News and discussions about image sensors
Watch out Amorphous silicon panels! This sounds like a disruptive technology for that market.
What is the fundamental advantage compared to a-Si X-ray panel please ? From my understanding, this polymer photodiode needs thin-film transistor for readout. In this case, only if this polymer photodiode is much better than a-Si photodiode, otherwise the advantage is limited. Thanks !-yang ni
I would postulate that one advantage of OPDs for X-ray imaging appls. might be alternate scintillator-detector configurations - e.g. "back screen configuration" originally used in Screen-Film radiography -Here, the x-rays travel through the detector, excite the phosphor and the light is shone back onto the detector.For some X-ray energies, this would not be possible in TFTs, because the silicon and glass substrate would attenuate the signal too much, but the organic substrates would be much more transmissive
I suppose that if TFT can be done soft polymer substrate, then we can have a plexible X-ray detection sheet. That is very interesting in this case. Is this possible ? Thanks !-yang ni
Yang,We looked into this when I ran Varian's Imaging Systems group around 2000. Uniax had already made a line scan device using polymer photodiodes on glass and the first pentacene transistors had been fabricated. Mobility wasn't quite good enough but it is now. There was also a company (I can't remember the name now) setting up for roll-to-roll processing of amorphous silicon on plastic for displays. I haven't really evaluated the state of the technology in a while but it should now be possible to make all-polymer photodiode/TFT arrays on flexible substrates. Couple this with standard Gadox film intensifying screens and shoudl be possible to build extremely rugged radiographic and fluororscopic panels. My guess is that they don't exist largely due to the lack of the necessary infrastructure.
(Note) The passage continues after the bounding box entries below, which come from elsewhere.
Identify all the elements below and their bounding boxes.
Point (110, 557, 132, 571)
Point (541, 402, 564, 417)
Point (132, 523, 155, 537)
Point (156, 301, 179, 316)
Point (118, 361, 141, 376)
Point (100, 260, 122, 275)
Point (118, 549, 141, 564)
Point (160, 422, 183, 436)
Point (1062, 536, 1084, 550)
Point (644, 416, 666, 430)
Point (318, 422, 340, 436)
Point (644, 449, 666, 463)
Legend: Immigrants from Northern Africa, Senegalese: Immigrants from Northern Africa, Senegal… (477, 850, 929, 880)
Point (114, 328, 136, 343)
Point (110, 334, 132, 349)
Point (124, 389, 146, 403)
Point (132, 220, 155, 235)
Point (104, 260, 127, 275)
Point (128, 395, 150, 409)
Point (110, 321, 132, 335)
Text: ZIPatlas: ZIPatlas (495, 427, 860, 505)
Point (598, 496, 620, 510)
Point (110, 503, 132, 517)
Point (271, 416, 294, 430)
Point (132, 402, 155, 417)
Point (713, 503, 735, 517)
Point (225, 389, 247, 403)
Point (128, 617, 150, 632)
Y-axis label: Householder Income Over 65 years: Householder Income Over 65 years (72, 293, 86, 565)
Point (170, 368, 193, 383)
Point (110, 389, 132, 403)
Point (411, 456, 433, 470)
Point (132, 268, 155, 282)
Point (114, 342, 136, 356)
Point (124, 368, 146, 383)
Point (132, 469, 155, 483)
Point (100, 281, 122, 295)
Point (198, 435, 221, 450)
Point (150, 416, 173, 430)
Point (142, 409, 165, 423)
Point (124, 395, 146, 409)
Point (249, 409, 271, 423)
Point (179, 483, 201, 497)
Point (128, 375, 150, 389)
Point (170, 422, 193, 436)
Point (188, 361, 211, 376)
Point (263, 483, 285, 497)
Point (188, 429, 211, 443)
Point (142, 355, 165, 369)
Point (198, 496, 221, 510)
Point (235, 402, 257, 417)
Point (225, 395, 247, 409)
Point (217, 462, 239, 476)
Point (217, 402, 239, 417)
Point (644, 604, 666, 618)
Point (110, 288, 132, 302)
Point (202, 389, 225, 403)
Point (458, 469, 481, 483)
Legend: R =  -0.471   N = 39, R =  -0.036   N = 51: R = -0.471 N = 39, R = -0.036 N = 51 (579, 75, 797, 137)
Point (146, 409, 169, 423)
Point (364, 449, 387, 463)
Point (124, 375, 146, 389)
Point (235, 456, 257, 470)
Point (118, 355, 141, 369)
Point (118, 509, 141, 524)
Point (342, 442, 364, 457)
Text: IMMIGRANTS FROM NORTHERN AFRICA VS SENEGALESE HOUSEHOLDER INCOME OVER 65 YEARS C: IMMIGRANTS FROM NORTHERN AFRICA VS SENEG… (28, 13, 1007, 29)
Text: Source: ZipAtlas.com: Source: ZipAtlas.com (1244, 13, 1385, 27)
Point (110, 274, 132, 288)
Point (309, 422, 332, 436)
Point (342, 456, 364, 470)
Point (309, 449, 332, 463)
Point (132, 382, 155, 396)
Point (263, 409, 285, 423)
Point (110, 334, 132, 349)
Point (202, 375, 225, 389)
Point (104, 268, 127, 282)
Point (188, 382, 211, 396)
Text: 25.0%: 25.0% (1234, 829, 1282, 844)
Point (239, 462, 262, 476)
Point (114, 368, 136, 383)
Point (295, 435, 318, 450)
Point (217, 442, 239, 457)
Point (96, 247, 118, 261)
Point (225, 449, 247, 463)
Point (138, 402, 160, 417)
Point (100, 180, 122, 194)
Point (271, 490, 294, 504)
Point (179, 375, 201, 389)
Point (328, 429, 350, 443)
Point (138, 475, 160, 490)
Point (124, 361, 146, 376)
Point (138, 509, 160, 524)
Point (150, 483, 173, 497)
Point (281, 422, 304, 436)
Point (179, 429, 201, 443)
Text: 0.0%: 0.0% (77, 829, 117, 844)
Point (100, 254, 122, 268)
Thanks Dave so this precision ! I see that recently some dentists change to flexible phosphor plate which can be scanned by a laser scanner : http://velopex.com/en/product/apixia-digirex/My dentist told me that this flexible plate is about 50euros piece and the image quality is better than CMOS based X-ray sensor which he had before. Could you please comment ? Thanks !-yang ni
These are stimlulable phosphor plates that have been used for 20 years in computed radiography. Basically, the x-ray exposure lifts the electrons in the phosphor to one energy level where they get stuck and then the laser lifts them again to a level that results in photon emission, which is detected by a photomultiplier or a really good silicon photodiode. The tradeoff is that the images are not available until the plate is removed from the mouth and placed in the scanner. The dynamic range is probably better than CMOS. Dental CR has been around for about 15 years.Wikipedia is as good as anyplace to start if you want to read about CR - http://en.wikipedia.org/wiki/Computed_radiography.
Thanks Dave ! My dentist said that CMOS has local image distortion (probably due to FOP on the sensor) which is very troublesome in fine observation. Phosphor plate (which is new in dental use, it was a patent of Hitachi, if I remember well ...) has no distortion and also the resolution can be adjusted by laser scanning. It is also very flexible and comfortable. He told me that the CMOS sensor head has to be changed every 5 years for 5000 euros and the phosphor plate costs only 50 euros, so very competitive product any way. The scanner is expensive. -yang ni
The first CR patent (US 3,859,527) was issued in 1975 to George Luckey at Eastman Kodak. Fuji produced the first commercial CR product. If I rememeber correctly, the first dental CR scanner was put out by a company in California (whose name I can't remember) in the late 90s about the time that Lumisys came out with their full-size desktop scanner.